As Catholic Christians, our Faith offers us the basis for going forward with confidence and hope. The gateway to that happiness for which we yearn is that of acknowledging and accepting our limitations. Hopefully, we will want to avoid drifting into situations for which we may not be cut out. For example, not everyone is equipped to go to college. A number of persons simply do not have the intra and interpersonal qualities that are essential for marriage, at least not yet. We are in for a lot of pain and hardship if we go to college or get married basically because this is what our siblings or friends are doing.
We will also want to avoid going in specific directions with our lives as a result of being pressured by others to do this. Well-meaning influential persons in our lives have high hopes and expectations for us. No one should ever feel pressured to go to college, to get married, to prepare for the priesthood or religious life, or to go in directions for which they are not equipped and for which they have no desire.
At the heart of the Gospel that we celebrate is the assurance that we are unconditionally loved and accepted by the Lord for all that we are, beginning with our limitations and weaknesses as well as with our gifts and potential.

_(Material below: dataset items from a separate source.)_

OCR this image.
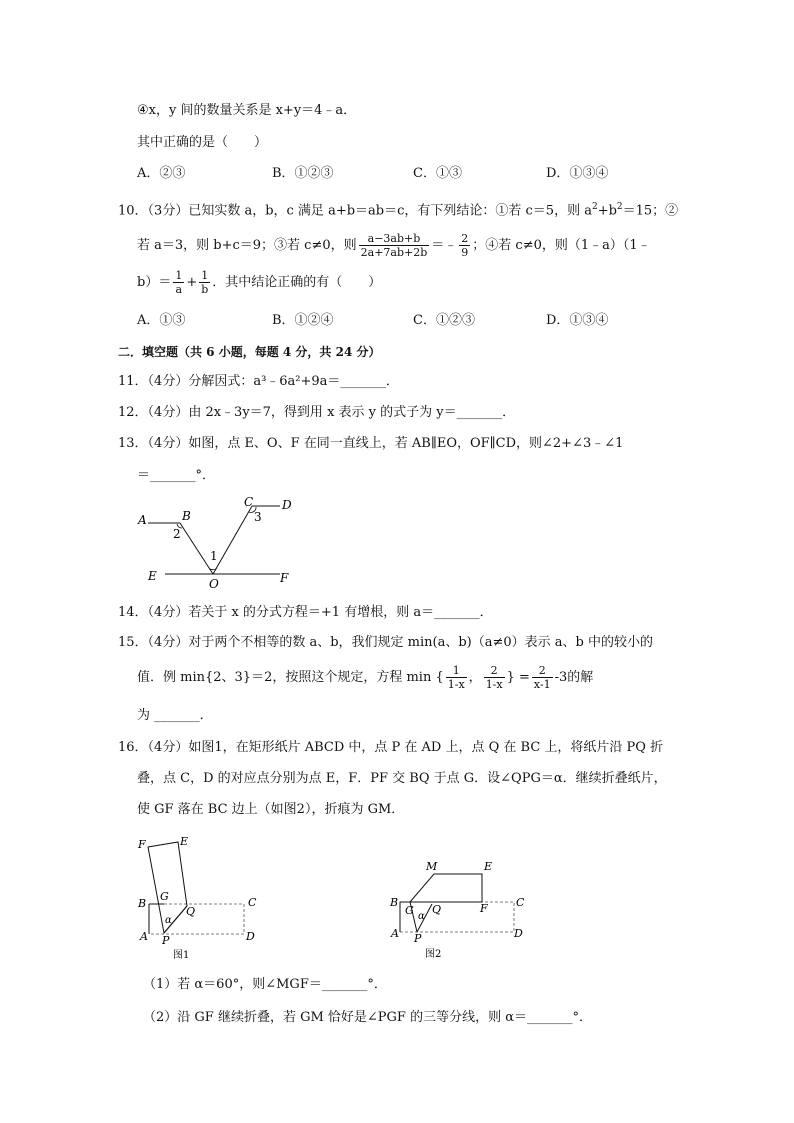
④x，y 间的数量关系是 x+y＝4﹣a．
其中正确的是（　　）
A．②③	B．①②③	C．①③	D．①③④
10．（3分）已知实数 a，b，c 满足 a+b＝ab＝c，有下列结论：①若 c＝5，则 $a^2+b^2=15$；②
若 a＝3，则 b+c＝9；③若 c≠0，则 $\frac{a-3ab+b}{2a+7ab+2b}$ ＝﹣ $\frac{2}{9}$ ；④若 c≠0，则（1﹣a）（1﹣
$b)= \frac{1}{a} + \frac{1}{b}$ ．其中结论正确的有（　　）
A．①③	B．①②④	C．①②③	D．①③④
二．填空题（共 6 小题，每题 4 分，共 24 分）
11．（4分）分解因式：a³﹣6a²+9a＝_______．
12．（4分）由 2x﹣3y＝7，得到用 x 表示 y 的式子为 y＝_______．
13．（4分）如图，点 E、O、F 在同一直线上，若 AB∥EO，OF∥CD，则∠2+∠3﹣∠1
＝_______°．
A	B
2
1
C
3
D
E
O	F
14．（4分）若关于 x 的分式方程＝+1 有增根，则 a＝_______．
15．（4分）对于两个不相等的数 a、b，我们规定 min(a、b)（a≠0）表示 a、b 中的较小的
值．例 min{2、3}＝2，按照这个规定，方程 min { $\frac{1}{1-x}$ ， $\frac{2}{1-x}$ } = $\frac{2}{x-1} -3$的解
为 _______．
16．（4分）如图1，在矩形纸片 ABCD 中，点 P 在 AD 上，点 Q 在 BC 上，将纸片沿 PQ 折
叠，点 C，D 的对应点分别为点 E，F．PF 交 BQ 于点 G．设∠QPG＝α．继续折叠纸片，
使 GF 落在 BC 边上（如图2），折痕为 GM．
F	E
G
B
α
Q
C
A P	D
图1
M	E
B
G Q	F	C
α
A P	D
图2
（1）若 α＝60°，则∠MGF＝_______°．
（2）沿 GF 继续折叠，若 GM 恰好是∠PGF 的三等分线，则 α＝_______°．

Hopefully, starting in our families, this aspect of the Gospel message is experienced and lived out. Sensing that we are unconditionally loved and accepted for all that we are frees us to accept and to acknowledge our limitations and not to be ashamed of this. For example, some of us learn that we simply aren’t equipped to go to college, nor do we have the desire to do this. Not going to college does not strip us of our dignity as God’s children. As we develop, a number of us learn that we don’t have the gifts and qualities that marriage calls for. This awareness should not lead us to be down on ourselves. The Church has always acknowledged the single life as a dignified vocation.
Our Faith offers us the strength to accept and to acknowledge that which limits us. As we are open to receive this strength, we will grow in the ability to be comfortable and at home with ourselves. We won’t want to run away from Whose we are. In this way, we will grow into the ability to receive more and more that which the Lord would give to us and do in and through us. Specifically, this comes to expression in the lifestyles that are open to us in the light of our Faith, namely those of remaining single, entering into sacramental marriage, serving as a priest or embracing religious life. In the light of our Faith, we are loved by the Lord through others in the Church into one of these life-styles. Our response to this is most important. From within ourselves, we will want to proactively embrace the lifestyle to which we each are called and relate to it as a unique opportunity to grow in God’s love and to witness of this to others.
The Lord would thus give to us and do in and through us far more than we could otherwise envision or imagine. Isn’t this the kind of success to which each of us is called? It is for this that the gracious acceptance of our limitations sets us free.